Things have not gone well for the 2014-15 Cleveland Cavaliers — this is not news.
But the continued escalation of their visible, nearly comic dysfunction keeps bringing the Cavs back to the front pages. Nothing grabs our attention quite like a car crash, and that’s what seems to be happening in Cleveland.
After LeBron James returned from a two-week absence against the Phoenix Suns on Tuesday night, all things Cavs jumped to a whole new level of acrimony. James shoved head coach David Blatt aside during a dispute with a referee, while assistant Tyronn Lue — the man most famous for being stepped over by Allen Iverson, during an iconic NBA Finals performance in 2001 — was caught calling timeouts behind Blatt’s back. Many speculate that if Blatt is about to be fired (a prospect his front office has said is not looming), Lue is next in line.

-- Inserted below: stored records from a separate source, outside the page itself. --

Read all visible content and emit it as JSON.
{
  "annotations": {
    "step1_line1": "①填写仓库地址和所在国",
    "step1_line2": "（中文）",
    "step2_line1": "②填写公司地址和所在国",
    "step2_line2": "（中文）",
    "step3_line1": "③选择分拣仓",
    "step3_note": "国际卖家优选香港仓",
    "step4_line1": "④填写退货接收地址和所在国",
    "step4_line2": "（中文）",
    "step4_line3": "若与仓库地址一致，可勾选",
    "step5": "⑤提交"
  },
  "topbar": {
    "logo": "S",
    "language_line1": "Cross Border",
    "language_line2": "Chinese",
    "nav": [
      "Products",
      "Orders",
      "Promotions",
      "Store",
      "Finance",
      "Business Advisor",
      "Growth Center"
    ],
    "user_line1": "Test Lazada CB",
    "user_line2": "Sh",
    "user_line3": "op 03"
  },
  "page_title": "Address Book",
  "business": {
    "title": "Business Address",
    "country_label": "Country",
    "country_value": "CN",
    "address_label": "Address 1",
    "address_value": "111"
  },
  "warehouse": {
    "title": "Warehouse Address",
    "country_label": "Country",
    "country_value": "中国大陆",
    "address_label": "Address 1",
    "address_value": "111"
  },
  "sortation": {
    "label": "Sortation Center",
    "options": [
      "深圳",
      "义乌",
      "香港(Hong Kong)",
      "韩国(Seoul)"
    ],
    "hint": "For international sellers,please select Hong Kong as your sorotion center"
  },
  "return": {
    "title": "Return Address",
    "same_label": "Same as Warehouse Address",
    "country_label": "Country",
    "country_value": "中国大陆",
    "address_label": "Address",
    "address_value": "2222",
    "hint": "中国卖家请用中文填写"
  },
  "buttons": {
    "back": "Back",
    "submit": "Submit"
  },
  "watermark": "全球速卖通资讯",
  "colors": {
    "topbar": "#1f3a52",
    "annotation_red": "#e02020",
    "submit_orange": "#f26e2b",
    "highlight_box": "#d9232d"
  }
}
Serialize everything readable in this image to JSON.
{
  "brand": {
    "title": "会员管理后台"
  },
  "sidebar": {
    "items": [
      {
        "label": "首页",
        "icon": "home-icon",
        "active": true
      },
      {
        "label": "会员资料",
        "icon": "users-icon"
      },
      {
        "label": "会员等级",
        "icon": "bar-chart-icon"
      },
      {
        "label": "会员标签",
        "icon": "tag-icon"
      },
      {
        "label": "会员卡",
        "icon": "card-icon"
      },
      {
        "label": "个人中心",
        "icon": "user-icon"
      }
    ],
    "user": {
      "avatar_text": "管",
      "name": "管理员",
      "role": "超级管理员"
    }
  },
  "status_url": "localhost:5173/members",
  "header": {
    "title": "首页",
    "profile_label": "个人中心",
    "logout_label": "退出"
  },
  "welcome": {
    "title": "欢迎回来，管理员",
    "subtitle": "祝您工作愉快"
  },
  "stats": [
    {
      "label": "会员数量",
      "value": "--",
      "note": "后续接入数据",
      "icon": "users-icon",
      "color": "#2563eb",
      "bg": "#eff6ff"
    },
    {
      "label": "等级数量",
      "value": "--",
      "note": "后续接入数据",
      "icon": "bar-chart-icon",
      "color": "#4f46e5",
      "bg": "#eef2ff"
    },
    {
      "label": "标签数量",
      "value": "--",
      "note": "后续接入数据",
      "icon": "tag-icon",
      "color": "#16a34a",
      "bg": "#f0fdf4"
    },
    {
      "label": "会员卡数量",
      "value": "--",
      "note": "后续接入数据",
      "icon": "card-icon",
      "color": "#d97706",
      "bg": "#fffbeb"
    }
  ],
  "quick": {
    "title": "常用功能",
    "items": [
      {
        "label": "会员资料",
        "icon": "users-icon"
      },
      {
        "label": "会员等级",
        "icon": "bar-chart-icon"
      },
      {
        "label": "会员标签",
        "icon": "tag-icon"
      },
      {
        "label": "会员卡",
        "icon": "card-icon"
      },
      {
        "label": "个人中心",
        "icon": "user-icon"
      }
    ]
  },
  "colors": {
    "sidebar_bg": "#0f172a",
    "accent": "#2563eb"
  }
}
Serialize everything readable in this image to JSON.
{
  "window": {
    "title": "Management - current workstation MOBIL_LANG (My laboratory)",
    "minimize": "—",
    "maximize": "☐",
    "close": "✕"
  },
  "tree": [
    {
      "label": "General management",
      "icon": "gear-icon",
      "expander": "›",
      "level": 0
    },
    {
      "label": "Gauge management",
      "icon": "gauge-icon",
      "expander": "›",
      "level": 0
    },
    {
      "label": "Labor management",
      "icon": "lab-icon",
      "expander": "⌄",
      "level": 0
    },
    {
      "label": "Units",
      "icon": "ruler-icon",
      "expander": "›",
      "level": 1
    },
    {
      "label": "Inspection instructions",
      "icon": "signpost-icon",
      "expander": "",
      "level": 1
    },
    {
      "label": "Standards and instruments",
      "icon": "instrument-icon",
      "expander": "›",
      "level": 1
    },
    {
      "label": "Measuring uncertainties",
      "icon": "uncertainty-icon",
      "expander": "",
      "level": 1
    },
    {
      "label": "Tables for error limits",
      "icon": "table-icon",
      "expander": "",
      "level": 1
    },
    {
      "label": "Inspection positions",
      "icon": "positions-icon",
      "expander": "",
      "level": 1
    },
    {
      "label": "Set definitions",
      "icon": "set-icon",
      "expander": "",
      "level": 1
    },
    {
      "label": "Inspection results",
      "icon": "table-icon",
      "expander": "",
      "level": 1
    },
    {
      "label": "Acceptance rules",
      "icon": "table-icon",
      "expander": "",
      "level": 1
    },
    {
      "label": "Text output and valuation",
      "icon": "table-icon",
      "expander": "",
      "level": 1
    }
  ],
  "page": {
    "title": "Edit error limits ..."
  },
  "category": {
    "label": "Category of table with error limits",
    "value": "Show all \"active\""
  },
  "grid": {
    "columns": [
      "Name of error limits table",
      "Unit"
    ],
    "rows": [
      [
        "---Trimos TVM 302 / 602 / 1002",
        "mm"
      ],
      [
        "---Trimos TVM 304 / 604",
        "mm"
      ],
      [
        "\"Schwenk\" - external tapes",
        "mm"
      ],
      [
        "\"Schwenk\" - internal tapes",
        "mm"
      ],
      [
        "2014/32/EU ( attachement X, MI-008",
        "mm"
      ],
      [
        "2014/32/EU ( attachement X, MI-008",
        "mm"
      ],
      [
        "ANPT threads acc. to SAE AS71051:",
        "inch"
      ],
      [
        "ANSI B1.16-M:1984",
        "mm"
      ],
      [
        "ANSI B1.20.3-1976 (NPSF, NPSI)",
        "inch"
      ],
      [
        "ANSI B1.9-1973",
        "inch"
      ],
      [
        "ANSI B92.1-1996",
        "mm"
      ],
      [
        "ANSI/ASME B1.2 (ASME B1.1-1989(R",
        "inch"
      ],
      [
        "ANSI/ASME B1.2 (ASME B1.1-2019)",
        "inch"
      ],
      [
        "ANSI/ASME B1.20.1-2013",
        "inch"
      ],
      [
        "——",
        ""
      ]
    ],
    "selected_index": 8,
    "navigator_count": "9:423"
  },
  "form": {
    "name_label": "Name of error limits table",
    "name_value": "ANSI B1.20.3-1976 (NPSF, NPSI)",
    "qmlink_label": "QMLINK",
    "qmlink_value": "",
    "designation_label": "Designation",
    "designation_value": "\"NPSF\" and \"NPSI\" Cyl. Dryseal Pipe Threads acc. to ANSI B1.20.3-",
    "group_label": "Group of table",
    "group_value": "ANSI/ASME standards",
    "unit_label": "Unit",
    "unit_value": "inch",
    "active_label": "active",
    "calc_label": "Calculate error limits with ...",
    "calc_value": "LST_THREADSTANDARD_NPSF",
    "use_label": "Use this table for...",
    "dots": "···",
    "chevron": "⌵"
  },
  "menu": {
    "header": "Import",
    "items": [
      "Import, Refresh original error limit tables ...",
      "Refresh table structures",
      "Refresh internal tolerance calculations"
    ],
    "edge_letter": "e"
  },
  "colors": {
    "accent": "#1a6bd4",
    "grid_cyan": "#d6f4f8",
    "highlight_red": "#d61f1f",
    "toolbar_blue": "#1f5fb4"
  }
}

Lmaoooo pic.twitter.com/NopgVnIVP4— warriorsworld (@warriorsworld) January 14, 2015
While general manager David Griffin has recently called the idea of Blatt being on the hot seat “truly ridiculous,” it’s hard to completely believe him. LeBron’s shove aside, Lue’s presence aside … things are simply combustible between Blatt and his team.
There’s no denying that they’ve played an offensive style well removed from the Princeton playbook Blatt is known for, opting instead for a swath of isolation ball and pick-and-roll action. The roster has also clearly coasted through large portions of the season, including their current 1-9 slide — a mark that’s unacceptable for a team this talented, with or without their best player. The Cavs are adrift, and they’re tuning their coach out.
Some Cleveland players, according to ESPN’s Brian Windhorst, are even advocating for Blatt’s removal. “Cavs players [are] openly talking about coaching issues with opposing players and personnel. Not once, not twice, but frequently over the past several months,” Windhorst reports.
In this man’s opinion, the Cavs’ seemingly sinking ship is something of a temporary illusion, and Blatt's job is safe at least until the summer. While the mud is certainly hitting the fan right now, there’s more than enough time and talent to clean it up, even if Cleveland can’t get themselves quite as shiny as the Larry O’Brien championship trophy in year one.